EU-Datenbanken: Wenn verfehlte Sicherheitspolitik die Schwächsten trifft.

Die Erweiterung von zwei EU-Datenbanken schränkt die Grundrechte von Reisenden, Geflüchteten und Straffälligen massiv ein. Wir fordern: Pseudo-Sicherheitspolitik sofort stoppen!

Verurteilte Straftäter.innen und Menschen aus Nicht-EU-Ländern haben kaum Möglichkeiten ihre Grundrechte zu verteidigen. Entsprechend unbemerkt läuft der Ausbau von Biometriedatenbanken über verurteilte Sträflinge aus Drittstaaten (ECRIS-TCN) und der Ausbau der Visa-Datenbank „Visa Information System“ (VIS).

Wir fordern den Ausbau sofort zu stoppen! Es kann nicht sein, dass die Auslegung der Grundrechte von der Nationalität abhängig gemacht wird! 

European Criminal Records Information System on Third-Country Nationals (ECRIS-TCN)

Am 12. März 2019 hat das EU-Parlament die Ausweitung der ECRIS-Datenbank beschlossen. Künftig sollen in einer zentralen EU-Datenbank biometrische Daten (Fingerabdrücke und Passbild) sowie biographische Informationen über alle in der EU verurteilten Straftäter.innen aus dem Ausland gespeichert werden.

ECRIS ist bereits seit 2012 aktiv, war bislang aber auf EU-Bürgerinnen und -Bürger beschränkt und dezentral organisiert. Wollte ein Mitgliedsstaat Informationen über eine verurteilte Straftäterin aus einem anderen EU-Land erhalten, konnte er diese bei dem Staat anfragen, dessen Staatsbürgerschaft die Betroffene hat.

Speicherwahn ohne Grund?

Dies ändert sich durch die neue Regelung nicht. Doch anstatt dieses dezentrale System auch für Verurteilte Personen aus dem EU-Ausland auszubauen, werden künftig sämtliche Daten über diese Drittstaatler.innen zentral in einer Datenbank zusammengeführt.

Stattdessen hätte man eine Datenbank schaffen können, die lediglich Informationen darüber enthält, in welchen EU-Staaten die betreffende Person verurteilt wurde.

1 und 1 macht 4

So entstehen neue Möglichkeiten für Datenmissbrauch. Durch die Kombination der Datensätze mit Informationen aus anderen EU-Datenbanken, wie etwa dem „Entry-Exit-System“ oder dem „Visa-Information-System“, können nun umfangreiche und höchst intime Persönlichkeitsprofile über die Betroffenen erstellt werden. Solche Datensätze sind durchaus lukrativ.

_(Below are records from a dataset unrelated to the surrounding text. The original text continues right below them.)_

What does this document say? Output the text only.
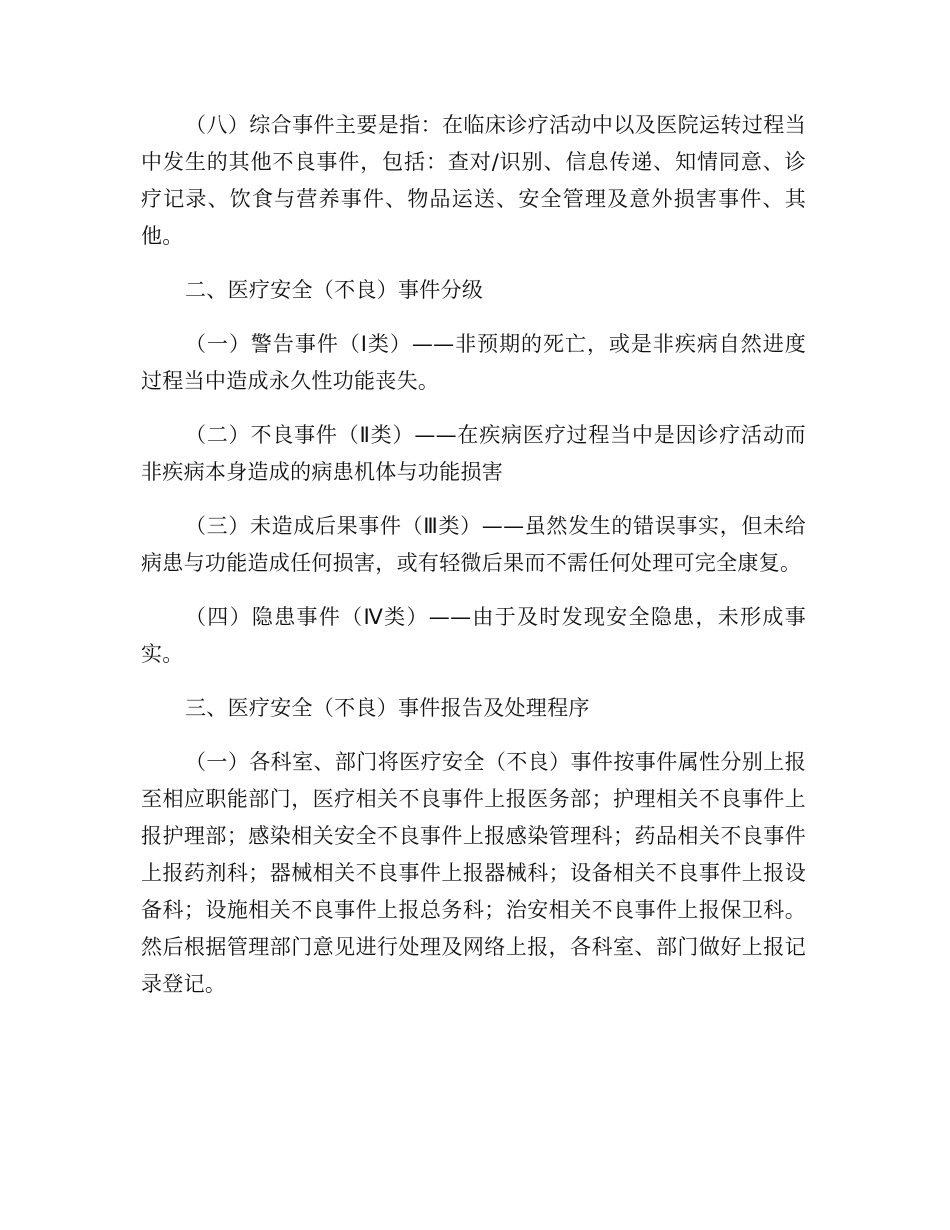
（八）综合事件主要是指：在临床诊疗活动中以及医院运转过程当中发生的其他不良事件，包括：查对/识别、信息传递、知情同意、诊疗记录、饮食与营养事件、物品运送、安全管理及意外损害事件、其他。

二、医疗安全（不良）事件分级

（一）警告事件（Ⅰ类）——非预期的死亡，或是非疾病自然进度过程当中造成永久性功能丧失。

（二）不良事件（Ⅱ类）——在疾病医疗过程当中是因诊疗活动而非疾病本身造成的病患机体与功能损害

（三）未造成后果事件（Ⅲ类）——虽然发生的错误事实，但未给病患与功能造成任何损害，或有轻微后果而不需任何处理可完全康复。

（四）隐患事件（Ⅳ类）——由于及时发现安全隐患，未形成事实。

三、医疗安全（不良）事件报告及处理程序

（一）各科室、部门将医疗安全（不良）事件按事件属性分别上报至相应职能部门，医疗相关不良事件上报医务部；护理相关不良事件上报护理部；感染相关安全不良事件上报感染管理科；药品相关不良事件上报药剂科；器械相关不良事件上报器械科；设备相关不良事件上报设备科；设施相关不良事件上报总务科；治安相关不良事件上报保卫科。然后根据管理部门意见进行处理及网络上报，各科室、部门做好上报记录登记。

So zeigte ein Datenverlust des Börsengiganten Dow-Jones, welch hohes wirtschaftliches Interesse an Daten über Straffällige bestehen kann. Dem Riesenkonzern ist eine „Watchlist“ mit 2.4 Millionen „Risiko-Personen“ abhanden gekommen. Diese Liste konnten andere Unternehmen einkaufen um „Risiken zu evaluieren und analysieren“ So schreibt Dow Jones auf seiner Website über das Produkt:

„our online screening platform helps compliance groups screen and monitor company names and people on demand or in batches, giving you the flexibility and efficiency to identify and evaluate third party risk.“ 

Die Datenbank umfasste auch Daten zu früheren und amtierenden Politiker.innen. Mit der ECRIS-TCN Datenbank verlieren die Betroffenen das Selbstbestimmungsrecht über ihre personenbezogenen Daten. Im schlimmsten Fall droht die staatliche Datenbank zu einem digitalen Pranger zu werden – sei es durch einen Datenverlust oder eine Gesetzesänderung.

Gegen Widerstand in den eigenen Reihen

Die Europäische Kommission hatte zunächst sogar ein dezentrales System vorgeschlagen. Sie argumentierte, dass eine dezentrale Lösung diskriminierungsfreier und kostengünstiger wäre. Dennoch beugte sie sich letztendlich wohl dem politischen Druck aus dem Europäischen Rat.

So erklärten die Justiz- und Innenminister 2016:

„Die Minister unterstützen eine Abkehr vom Ansatz eines dezentralen Systems, wie es von der Kommission vorgeschlagen wurde, zu einem zentralisierten und automatisieren Austausch für beides Fingerabdrücke und alphanumerische Daten von verurteilten Drittstaatlern.“

(eigene Übersetzung)

panumas nikhomkhai
Bei der EU-Agentur eu-LISA sollen die Daten gespeichert werden.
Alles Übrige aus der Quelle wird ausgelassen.